Wearable biosensors and mobile healthcare (mHealth) technologies are revolutionizing modern healthcare delivery by providing access to pragmatic, medical-grade services that are scalable outside of the hospital setting. Electrodermal activity (EDA) is a physiological signal of particular importance within the mHealth community because it is a useful marker for the physiological arousal of the sympathetic nervous system used in studies of depression, anxiety disorders, stress management, and many more. EDA refers to electrical variations in skin conductance and capacitance occurring at the surface of the skin due to changes in sweat secretion. Modern EDA biosensors often require significant analog and digital resources to acquire and record high-quality EDA signals due to the wide range and variability of skin conductivity across populations. There are significant challenges in maintaining a balance between high-performance sensing capabilities of a biosensor and its ability to be small in size, unobtrusive, and long-lasting.
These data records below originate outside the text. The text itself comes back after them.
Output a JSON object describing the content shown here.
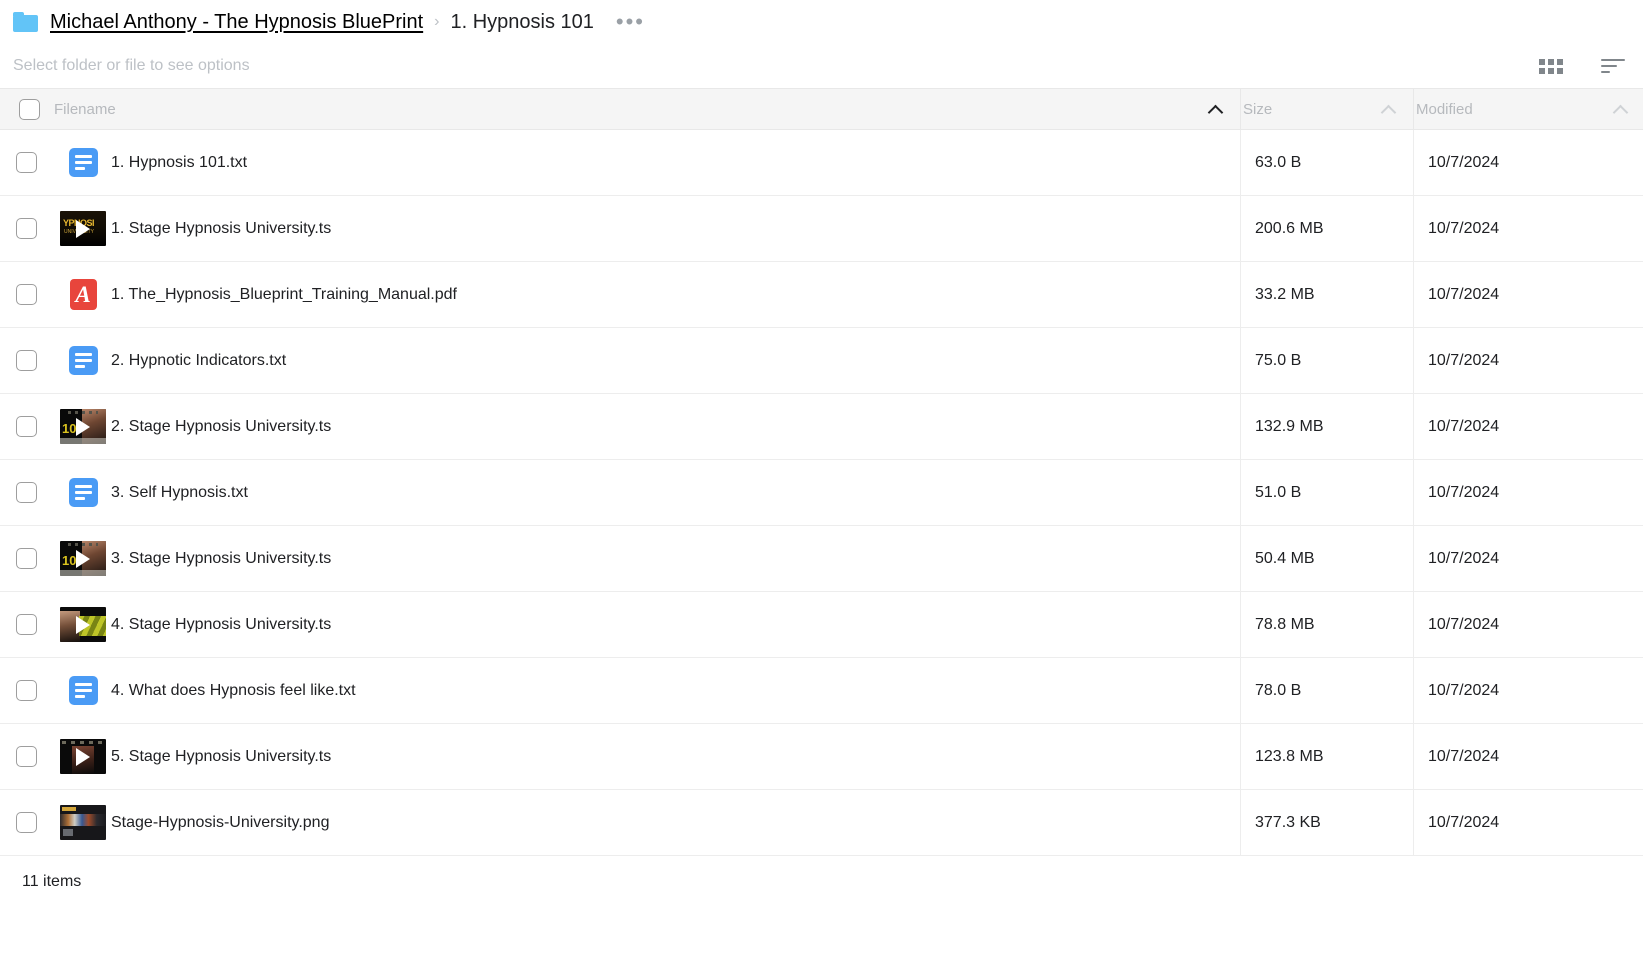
{
  "breadcrumb": {
    "folder_icon": "folder-icon",
    "root_label": "Michael Anthony - The Hypnosis BluePrint",
    "separator": "›",
    "current_label": "1. Hypnosis 101",
    "more_label": "•••"
  },
  "options_bar": {
    "hint": "Select folder or file to see options",
    "grid_view_icon": "grid-view-icon",
    "sort_icon": "sort-icon"
  },
  "table": {
    "columns": {
      "filename": "Filename",
      "size": "Size",
      "modified": "Modified"
    },
    "sort": {
      "active_column": "filename",
      "direction": "asc"
    },
    "rows": [
      {
        "name": "1. Hypnosis 101.txt",
        "size": "63.0 B",
        "modified": "10/7/2024",
        "icon": "text-file-icon",
        "kind": "txt"
      },
      {
        "name": "1. Stage Hypnosis University.ts",
        "size": "200.6 MB",
        "modified": "10/7/2024",
        "icon": "video-thumbnail",
        "kind": "video",
        "variant": "v1",
        "thumb_text": "YPNOSI",
        "thumb_subtext": "UNIVERSITY"
      },
      {
        "name": "1. The_Hypnosis_Blueprint_Training_Manual.pdf",
        "size": "33.2 MB",
        "modified": "10/7/2024",
        "icon": "pdf-file-icon",
        "kind": "pdf",
        "glyph": "A"
      },
      {
        "name": "2. Hypnotic Indicators.txt",
        "size": "75.0 B",
        "modified": "10/7/2024",
        "icon": "text-file-icon",
        "kind": "txt"
      },
      {
        "name": "2. Stage Hypnosis University.ts",
        "size": "132.9 MB",
        "modified": "10/7/2024",
        "icon": "video-thumbnail",
        "kind": "video",
        "variant": "v2",
        "thumb_text": "10"
      },
      {
        "name": "3. Self Hypnosis.txt",
        "size": "51.0 B",
        "modified": "10/7/2024",
        "icon": "text-file-icon",
        "kind": "txt"
      },
      {
        "name": "3. Stage Hypnosis University.ts",
        "size": "50.4 MB",
        "modified": "10/7/2024",
        "icon": "video-thumbnail",
        "kind": "video",
        "variant": "v2",
        "thumb_text": "10"
      },
      {
        "name": "4. Stage Hypnosis University.ts",
        "size": "78.8 MB",
        "modified": "10/7/2024",
        "icon": "video-thumbnail",
        "kind": "video",
        "variant": "v3",
        "thumb_text": ""
      },
      {
        "name": "4. What does Hypnosis feel like.txt",
        "size": "78.0 B",
        "modified": "10/7/2024",
        "icon": "text-file-icon",
        "kind": "txt"
      },
      {
        "name": "5. Stage Hypnosis University.ts",
        "size": "123.8 MB",
        "modified": "10/7/2024",
        "icon": "video-thumbnail",
        "kind": "video",
        "variant": "v4",
        "thumb_text": ""
      },
      {
        "name": "Stage-Hypnosis-University.png",
        "size": "377.3 KB",
        "modified": "10/7/2024",
        "icon": "image-thumbnail",
        "kind": "image"
      }
    ]
  },
  "footer": {
    "item_count_label": "11 items"
  },
  "colors": {
    "folder_blue": "#62c4f7",
    "txt_icon_blue": "#4a9bf5",
    "pdf_icon_red": "#e8453c",
    "header_bg": "#f5f5f5",
    "muted_text": "#b6b9bd"
  }
}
The work within this thesis addresses the research question of how low-resource digital design can be used to improve the size, power efficiency, and utility of wearable EDA sensors while maintaining high-quality physiological sensing capabilities. An ultra-low resource system for EDA measurement is presented that implements a quasi-digital EDA sensor topology for measuring both the

conductive and capacitive components of the EDA signal and requires no analog-to-digital converters or in-phase and quadrature demodulation. Additionally, we apply on-board compression and storage of the EDA signal within a 16-bit microcontroller to improve sensor size and power efficiency by removing the external data storage and transmission requirements for long-term EDA monitoring. The accuracy, precision, dynamic range, and power efficiency of the developed system is characterized and the devices are evaluated in a pilot study.